My niece and her fiancé were here this past weekend and, having just about graduated from Med School (May 16th the actual date but all rotations and testing done), they went to work on him, asking questions, and examining his meds. He loved the attention which was, to my mind, the best medicine of all for him right now. He lied like a dog about his oxygen use – or rather he said he had been using it right along 24/7 – yes, right along for the last 6 days only, you old coot! And last night he went to his favorite watering hole with the portable tank where he met one of his buds, and threw back a few beers. I did not ask him if he smoked because I don’t want to know; I assume he did not but again, I don’t want to know and whatever choices he makes now, as I have a limited time left with him, are just fabulous, perfect, ideal, and wonderful as far as I am concerned. 
I also found out this past weekend what the mother of the bride (my older sister) and the mother of the groom are wearing to the wedding in May: gray suits, one from Armani and one of Versace’s. The groom’s mamma is going sleeveless (so Michelle Obama chic) and my sister’s suit has three quarter sleeves. This means I can now look for suitable color contrast in a suit or separates and so important to get it right because how often, really, does one get to dress up? Not often enough! The bride, need I say it, will be wearing Vera Wang. How fun! I love a good party! And I need one, although in less than two weeks I will be retreating with my best pal from college at Kripalu, a yoga center in the Berks. Yeah! Life is good, much better than last week. Deep breath, deep gratitude, deep love for my pop.

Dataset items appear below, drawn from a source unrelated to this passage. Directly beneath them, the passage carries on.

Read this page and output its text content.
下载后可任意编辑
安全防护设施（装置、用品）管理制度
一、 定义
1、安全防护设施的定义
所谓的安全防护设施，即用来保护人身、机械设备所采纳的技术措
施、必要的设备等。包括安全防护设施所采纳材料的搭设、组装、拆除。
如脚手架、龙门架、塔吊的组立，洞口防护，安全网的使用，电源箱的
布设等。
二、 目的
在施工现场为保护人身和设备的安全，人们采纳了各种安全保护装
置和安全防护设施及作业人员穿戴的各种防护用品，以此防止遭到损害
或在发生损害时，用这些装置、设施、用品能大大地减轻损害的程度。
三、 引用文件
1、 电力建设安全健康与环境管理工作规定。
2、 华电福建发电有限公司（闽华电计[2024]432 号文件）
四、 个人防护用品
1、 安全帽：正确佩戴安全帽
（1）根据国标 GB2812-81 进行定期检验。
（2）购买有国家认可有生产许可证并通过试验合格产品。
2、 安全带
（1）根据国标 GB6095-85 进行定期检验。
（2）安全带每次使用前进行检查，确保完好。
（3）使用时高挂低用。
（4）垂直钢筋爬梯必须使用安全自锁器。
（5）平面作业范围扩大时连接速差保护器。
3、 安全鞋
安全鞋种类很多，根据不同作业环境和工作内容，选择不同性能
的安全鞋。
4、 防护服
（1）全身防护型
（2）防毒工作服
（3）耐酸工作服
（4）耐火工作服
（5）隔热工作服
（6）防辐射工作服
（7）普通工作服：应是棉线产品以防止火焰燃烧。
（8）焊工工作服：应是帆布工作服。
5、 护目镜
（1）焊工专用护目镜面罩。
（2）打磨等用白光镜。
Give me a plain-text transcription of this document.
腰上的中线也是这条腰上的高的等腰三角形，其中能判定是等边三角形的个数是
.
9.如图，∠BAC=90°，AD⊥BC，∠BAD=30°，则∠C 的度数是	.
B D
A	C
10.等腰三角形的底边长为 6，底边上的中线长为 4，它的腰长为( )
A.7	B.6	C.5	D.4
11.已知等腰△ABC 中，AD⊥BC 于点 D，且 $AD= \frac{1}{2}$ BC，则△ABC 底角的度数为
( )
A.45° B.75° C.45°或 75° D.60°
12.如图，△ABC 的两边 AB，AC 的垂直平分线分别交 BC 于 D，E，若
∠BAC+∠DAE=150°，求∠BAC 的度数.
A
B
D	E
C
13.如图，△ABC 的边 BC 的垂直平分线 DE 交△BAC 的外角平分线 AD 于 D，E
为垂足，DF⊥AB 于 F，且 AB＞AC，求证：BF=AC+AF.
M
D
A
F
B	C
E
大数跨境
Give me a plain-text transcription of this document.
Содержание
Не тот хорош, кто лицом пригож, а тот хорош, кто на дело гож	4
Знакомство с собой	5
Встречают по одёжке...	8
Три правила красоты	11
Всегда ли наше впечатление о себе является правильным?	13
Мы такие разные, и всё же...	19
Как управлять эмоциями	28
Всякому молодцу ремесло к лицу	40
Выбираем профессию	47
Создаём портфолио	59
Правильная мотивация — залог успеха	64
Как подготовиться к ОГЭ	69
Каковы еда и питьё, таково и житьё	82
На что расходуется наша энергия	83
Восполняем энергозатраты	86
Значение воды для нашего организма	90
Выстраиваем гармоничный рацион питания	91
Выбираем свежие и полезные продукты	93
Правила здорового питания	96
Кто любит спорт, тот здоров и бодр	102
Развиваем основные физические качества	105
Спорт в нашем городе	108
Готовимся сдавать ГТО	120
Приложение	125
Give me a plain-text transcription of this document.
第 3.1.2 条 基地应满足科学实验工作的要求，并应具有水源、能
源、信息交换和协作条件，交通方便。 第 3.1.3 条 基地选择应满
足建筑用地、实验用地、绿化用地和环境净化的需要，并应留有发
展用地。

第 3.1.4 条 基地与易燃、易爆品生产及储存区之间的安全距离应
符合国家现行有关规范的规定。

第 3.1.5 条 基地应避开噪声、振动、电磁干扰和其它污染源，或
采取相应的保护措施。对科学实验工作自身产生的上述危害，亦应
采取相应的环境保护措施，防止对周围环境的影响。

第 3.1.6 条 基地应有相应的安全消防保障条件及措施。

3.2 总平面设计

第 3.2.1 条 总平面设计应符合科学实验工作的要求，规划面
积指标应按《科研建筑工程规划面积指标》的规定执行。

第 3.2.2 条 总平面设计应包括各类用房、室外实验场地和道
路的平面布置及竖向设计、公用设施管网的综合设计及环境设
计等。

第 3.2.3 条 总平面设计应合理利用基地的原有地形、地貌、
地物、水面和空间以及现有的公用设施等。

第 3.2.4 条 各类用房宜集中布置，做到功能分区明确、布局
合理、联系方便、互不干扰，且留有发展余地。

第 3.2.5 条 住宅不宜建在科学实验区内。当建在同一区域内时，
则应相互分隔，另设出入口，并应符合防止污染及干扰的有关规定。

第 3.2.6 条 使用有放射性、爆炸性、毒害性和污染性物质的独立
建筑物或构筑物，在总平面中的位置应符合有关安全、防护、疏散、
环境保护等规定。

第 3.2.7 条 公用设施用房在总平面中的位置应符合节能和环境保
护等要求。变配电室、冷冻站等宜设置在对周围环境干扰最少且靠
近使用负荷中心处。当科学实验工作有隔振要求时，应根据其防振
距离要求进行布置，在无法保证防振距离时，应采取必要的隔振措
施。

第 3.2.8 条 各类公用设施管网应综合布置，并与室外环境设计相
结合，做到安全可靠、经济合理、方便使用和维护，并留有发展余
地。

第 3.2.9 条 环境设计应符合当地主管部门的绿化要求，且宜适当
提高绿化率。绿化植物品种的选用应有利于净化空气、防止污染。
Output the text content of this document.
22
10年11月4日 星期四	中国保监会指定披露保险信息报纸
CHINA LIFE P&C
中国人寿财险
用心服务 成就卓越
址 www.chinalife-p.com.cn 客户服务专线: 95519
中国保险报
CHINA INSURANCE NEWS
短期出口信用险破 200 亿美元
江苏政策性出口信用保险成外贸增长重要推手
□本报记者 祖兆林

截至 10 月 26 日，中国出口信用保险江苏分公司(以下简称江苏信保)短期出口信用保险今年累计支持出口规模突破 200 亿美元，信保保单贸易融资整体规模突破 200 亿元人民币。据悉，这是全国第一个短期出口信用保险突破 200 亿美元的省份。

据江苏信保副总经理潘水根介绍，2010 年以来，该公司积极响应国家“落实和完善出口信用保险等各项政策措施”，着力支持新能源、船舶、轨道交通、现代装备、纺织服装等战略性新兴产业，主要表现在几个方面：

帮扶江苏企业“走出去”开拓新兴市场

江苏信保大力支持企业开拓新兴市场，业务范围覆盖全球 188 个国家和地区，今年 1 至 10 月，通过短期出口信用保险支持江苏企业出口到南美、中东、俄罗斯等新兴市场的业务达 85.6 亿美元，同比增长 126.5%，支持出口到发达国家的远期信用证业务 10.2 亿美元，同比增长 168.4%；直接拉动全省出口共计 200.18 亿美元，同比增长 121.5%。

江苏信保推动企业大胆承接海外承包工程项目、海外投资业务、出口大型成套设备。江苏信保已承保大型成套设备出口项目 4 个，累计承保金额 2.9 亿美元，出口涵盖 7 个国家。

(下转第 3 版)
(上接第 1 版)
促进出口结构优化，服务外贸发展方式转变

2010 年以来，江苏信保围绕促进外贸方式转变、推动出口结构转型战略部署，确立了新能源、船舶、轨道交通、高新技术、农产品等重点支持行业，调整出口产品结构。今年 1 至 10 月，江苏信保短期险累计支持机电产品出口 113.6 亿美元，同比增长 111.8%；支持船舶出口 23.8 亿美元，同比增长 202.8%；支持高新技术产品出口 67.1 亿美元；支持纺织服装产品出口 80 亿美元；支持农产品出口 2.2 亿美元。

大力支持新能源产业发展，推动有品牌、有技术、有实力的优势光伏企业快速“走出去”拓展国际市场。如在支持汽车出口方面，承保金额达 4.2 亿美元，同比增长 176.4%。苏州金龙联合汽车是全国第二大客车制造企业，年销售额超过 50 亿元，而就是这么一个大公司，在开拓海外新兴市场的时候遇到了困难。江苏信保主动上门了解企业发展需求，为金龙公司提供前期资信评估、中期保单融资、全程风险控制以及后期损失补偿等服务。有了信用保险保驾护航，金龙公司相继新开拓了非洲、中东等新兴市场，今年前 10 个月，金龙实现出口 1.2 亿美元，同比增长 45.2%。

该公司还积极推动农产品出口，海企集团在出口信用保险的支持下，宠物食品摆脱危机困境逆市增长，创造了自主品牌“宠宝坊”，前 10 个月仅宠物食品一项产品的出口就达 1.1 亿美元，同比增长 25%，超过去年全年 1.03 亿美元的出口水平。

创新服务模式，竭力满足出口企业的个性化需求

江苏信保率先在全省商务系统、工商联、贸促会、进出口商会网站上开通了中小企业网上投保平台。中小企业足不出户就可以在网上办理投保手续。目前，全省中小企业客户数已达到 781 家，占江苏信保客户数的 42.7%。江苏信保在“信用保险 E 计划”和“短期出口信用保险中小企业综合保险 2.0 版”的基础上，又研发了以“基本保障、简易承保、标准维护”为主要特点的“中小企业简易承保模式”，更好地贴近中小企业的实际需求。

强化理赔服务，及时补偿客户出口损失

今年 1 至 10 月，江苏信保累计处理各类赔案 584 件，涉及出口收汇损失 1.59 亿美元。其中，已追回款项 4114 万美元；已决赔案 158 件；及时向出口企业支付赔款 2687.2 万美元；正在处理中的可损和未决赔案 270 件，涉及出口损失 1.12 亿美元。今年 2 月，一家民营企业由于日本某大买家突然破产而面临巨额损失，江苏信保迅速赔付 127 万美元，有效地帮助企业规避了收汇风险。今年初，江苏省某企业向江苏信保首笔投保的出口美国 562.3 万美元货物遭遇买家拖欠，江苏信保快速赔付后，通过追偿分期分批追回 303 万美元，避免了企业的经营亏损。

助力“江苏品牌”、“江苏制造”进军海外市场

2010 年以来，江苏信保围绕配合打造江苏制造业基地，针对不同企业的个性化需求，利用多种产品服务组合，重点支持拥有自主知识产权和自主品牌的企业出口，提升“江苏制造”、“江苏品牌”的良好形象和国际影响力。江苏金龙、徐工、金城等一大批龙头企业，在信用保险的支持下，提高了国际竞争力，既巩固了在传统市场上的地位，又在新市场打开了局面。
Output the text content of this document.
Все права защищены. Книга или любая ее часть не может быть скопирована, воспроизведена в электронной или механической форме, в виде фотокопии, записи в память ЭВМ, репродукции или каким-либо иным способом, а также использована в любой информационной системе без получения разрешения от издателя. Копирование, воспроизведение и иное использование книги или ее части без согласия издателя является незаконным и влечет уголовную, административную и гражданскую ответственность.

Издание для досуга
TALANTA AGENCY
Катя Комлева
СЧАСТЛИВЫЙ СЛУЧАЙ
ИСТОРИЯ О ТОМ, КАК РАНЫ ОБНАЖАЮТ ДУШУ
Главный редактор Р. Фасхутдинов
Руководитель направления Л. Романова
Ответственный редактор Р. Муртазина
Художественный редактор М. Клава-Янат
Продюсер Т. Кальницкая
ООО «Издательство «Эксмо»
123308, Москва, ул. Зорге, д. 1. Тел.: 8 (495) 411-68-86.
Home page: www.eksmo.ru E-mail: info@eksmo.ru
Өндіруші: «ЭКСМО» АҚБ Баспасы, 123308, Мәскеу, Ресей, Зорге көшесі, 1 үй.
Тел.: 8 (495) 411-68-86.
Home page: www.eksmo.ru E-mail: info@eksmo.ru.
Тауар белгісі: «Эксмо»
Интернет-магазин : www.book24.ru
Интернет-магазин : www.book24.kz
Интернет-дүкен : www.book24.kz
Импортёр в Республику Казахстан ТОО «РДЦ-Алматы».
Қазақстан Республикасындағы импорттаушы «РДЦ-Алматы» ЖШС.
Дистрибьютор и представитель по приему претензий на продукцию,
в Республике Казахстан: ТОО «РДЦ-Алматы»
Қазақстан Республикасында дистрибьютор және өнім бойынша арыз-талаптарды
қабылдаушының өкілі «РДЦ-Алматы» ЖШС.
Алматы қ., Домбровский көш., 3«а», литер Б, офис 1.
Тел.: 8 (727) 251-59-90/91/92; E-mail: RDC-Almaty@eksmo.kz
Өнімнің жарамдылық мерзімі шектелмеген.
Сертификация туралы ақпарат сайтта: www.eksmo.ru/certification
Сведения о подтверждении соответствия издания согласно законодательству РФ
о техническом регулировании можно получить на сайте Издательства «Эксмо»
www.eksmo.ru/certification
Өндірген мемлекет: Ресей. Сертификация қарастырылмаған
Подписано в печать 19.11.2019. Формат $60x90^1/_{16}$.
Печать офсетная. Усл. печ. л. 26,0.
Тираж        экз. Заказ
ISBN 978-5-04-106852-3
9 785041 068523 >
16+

April 14, 2010 One Day at a Time

Today was a long – endless – bad day. After seeming to be improving, my father took a turn for the worse and is now in the hospital. The congestion in his heart and lungs has dramatically worsened; his o2 level on oxygen was 84 which is very low. He has gained five pounds in just two days, all retained fluid, as his legs are painfully swollen. He struggled to breathe all day. He signed a DNR, hospice was called, and will join us in taking care of this wonderful man tomorrow. I am exhausted and so, so sad. He does not want to be transferred to a larger hospital in Kingston or Albany; he does not want heroic measures. He wants to go home – and will, tomorrow – where he wants to die with his family and the people who care about him around him. And his dog. 
His mind and spirit are entirely intact. The nurse (who was fantastic and exactly his type: smart, feisty and attractive) was placing the little thingummys for an EKG on his tummy and he said “can’t you go a little lower, har har har”. I love him so much. His GP, affirming that he wanted to go on home and into hospice care, said “So Mr. Miller, you’re giving up?” and while I get where she’s coming from I also wanted to kick the living shit out of her. But I did not. And so life goes on although, sooner than I can bear to admit, without my beloved father. Everyone says miracles happen all the time, well, yeah, miraculously I had this great, great man as my dad for almost fifty-one years. Lucky me, but as to him bouncing back from the edge of the precipice, I don’t know about that one. Help me to help him, help me.